Posted by: tomciocco | June 12, 2014


Believe it or not, less than 15 years ago, you almost couldn’t give Prosecco away. ‘Round about that many years ago I took my first job in the wine biz as a saleman for a producer whose mainstay was Prosecco, and let me tell you, it was a tough row to hoe. If liquor store proprietors or bar managers or restauranteurs even knew what Prosecco was, most of them turned up their noses at it, usually making some reference to the great superiority of Champagne and how their customers didn’t know anything about it or even care to learn much about it. My, my how things have changed…

As I believe I mentioned in a recent post about Cava, the only commonalities between wines like Prosecco and Champagne is that they’re white and bubbly. Proseccos are made predominately if not exclusively from the Prosecco (a.k.a. Glera) grape with the possible additions of small amounts of other obscure local grapes endemic to northern Veneto like Bianchetta, Verdiso and Perera. Prosecco is made in the Charmat method which entails first making a still wine from the fruit, and then transferring this primary product into tightly sealable stainless steel tanks called autoclaves. To the base wine more sugar and yeast is added, and the autoclaves are sealed. As the secondary fermentation induced by theses additions occurs, there is a substantial release of CO2. But because the autoclaves do not allow any of the gas to escape, it is forced into solution, making the wine bubbly.

Conversely, Champagne is made from a range of grapes, typically Chardonnay, Pinot Noir and Pinot Meunier, alone or in combination, and by employing a far more complex and costly process with fermentation effected in bottle that involves a process called riddling to collect dead yeast in the bottles’ neck, then several decantings are required to clear the wine, and finally a dosage of sugar water is typically added to finish the wine and further enhance its sparkling character. Like I said, the only real similarities between the two wines is that they’re both white and bubbly.

But it’s now 2014, and Prosecco has very successfully made a path for itself in a very tough market. Now most folks understand the much more “friendly” and drinkable character of Prosecco in comparsion to Champagne, and the Bellini now runs neck in neck with the mimosa at brunch tables everywhere.

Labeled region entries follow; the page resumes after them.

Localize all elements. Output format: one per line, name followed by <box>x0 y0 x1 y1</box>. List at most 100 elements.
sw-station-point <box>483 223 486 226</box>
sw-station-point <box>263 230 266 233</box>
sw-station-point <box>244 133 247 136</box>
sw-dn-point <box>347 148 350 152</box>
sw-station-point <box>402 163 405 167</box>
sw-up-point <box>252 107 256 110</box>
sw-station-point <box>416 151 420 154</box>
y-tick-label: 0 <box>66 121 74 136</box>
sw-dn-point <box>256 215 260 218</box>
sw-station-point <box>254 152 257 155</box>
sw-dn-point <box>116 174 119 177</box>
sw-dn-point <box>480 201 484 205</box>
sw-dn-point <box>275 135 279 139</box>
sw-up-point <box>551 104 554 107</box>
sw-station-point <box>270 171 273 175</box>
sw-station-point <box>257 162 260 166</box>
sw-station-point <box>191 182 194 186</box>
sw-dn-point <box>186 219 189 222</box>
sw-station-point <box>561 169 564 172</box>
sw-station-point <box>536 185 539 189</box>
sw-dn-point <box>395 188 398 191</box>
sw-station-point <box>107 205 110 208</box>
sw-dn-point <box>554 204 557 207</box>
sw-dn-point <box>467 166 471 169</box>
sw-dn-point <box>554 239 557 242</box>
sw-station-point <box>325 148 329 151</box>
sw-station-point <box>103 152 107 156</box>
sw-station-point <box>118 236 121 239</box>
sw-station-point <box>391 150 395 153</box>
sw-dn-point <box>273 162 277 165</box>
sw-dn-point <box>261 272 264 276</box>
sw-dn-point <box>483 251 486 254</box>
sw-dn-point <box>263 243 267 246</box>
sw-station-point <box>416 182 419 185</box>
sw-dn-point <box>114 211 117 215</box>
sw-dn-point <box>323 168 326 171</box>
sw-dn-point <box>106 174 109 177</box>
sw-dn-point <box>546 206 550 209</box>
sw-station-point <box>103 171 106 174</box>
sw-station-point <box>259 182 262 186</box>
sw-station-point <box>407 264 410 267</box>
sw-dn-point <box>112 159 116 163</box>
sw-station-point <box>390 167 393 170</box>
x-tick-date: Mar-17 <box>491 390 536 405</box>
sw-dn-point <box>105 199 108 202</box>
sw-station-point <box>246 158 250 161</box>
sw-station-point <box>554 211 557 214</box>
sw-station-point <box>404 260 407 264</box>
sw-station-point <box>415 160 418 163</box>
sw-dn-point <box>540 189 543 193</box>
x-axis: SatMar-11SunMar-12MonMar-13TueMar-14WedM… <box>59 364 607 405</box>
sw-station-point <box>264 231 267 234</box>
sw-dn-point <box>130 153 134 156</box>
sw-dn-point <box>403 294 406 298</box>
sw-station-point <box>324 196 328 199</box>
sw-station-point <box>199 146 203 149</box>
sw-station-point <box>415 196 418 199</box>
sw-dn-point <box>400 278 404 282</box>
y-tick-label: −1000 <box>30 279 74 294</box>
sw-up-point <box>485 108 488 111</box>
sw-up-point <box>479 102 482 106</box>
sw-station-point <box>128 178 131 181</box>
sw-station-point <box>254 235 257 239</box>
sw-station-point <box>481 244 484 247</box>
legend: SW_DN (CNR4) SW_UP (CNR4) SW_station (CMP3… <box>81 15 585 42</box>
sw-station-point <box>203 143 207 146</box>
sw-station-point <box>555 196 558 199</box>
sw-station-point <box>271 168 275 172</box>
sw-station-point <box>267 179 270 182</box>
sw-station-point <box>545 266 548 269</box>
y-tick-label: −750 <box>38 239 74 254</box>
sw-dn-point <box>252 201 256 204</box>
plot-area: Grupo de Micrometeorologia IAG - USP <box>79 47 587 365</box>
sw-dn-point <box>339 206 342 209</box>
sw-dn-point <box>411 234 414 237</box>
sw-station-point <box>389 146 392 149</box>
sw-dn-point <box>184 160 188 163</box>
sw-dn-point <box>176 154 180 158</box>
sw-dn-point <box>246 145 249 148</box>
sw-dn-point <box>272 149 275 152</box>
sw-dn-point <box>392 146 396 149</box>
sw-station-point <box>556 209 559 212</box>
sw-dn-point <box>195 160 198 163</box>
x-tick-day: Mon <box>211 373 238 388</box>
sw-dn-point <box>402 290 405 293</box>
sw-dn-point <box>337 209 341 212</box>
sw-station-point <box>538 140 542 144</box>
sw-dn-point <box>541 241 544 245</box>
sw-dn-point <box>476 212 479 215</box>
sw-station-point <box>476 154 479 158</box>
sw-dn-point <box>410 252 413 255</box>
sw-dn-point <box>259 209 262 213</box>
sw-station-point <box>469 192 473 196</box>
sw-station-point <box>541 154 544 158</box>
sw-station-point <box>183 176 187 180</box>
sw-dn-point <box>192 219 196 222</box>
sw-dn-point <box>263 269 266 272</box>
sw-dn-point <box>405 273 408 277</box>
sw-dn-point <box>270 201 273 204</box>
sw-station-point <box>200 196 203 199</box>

But  because of this explosion in popularity, Proseccos from non-traditional growing zones from regions all over Veneto are flooding the market. Now some of these wines are quite lovely, but that said, the most celebrated and traditional D.O.C.G.-level Prosecco di Valdobbiadene/Conegliano (all of the other designations are D.O.C.s or I.G.T.s), which also contains a cru-level wine called Prosecco Superiore di Cartizze that is only slightly less rare than a set of hen’s teeth and commands Champagne prices, are a clear cut above all the rest. Because of the age of many of the vines in this zone, and even more due to its special terroir, Prosecco wines from this appellation (and especially from the town of Valdobbiadene where the Cartizze vineyards are situated) give the drinker the most complex and elegant wine that the Prosecco grape can provide. And for various historical reasons, there is a fairly clear division between Prosecco growers and Prosecco producers, but there are a couple of handful of producers that grow all of their own fruit, allowing them to control quality from soil to shelf. This evening’s wine is made by one of these concerns, and the comprehensiveness in its production clearly shines through in the drinking.

I matched this Prosecco Spumante (the most traditional style of Prosecco is made in the frizzante style that is best desribed as lightly spritzy rather than bubbly) with a first course of artichoke ravioli in a lemon butter and sage sauce followed by a main course of a frittata with ham, Piave cheese, tomato, zucchini and marjoram served with a home made garlic and parsley mayonnaise and some good chewy bread.














Le Colture Prosecco di Valdobbiadene “Fagher” N.V.

Very pale “platinum” color. Quite persistent and fine perlage. Aromas of green apple, Anjou pear, tangerine, wet stones, white flowers, biscuit, cocoa butter and pale honey . In the mouth the bubbles are vivacious, quite fine, and hang in a well-balanced, medium-light frame with an elegant and chalky and quite vibrant acidity that ctatpult flavors of lime, grapefruit, gooseberry, tart yellow cherry, subtle white spice. The finish is very long with bitterish pine nut flavors.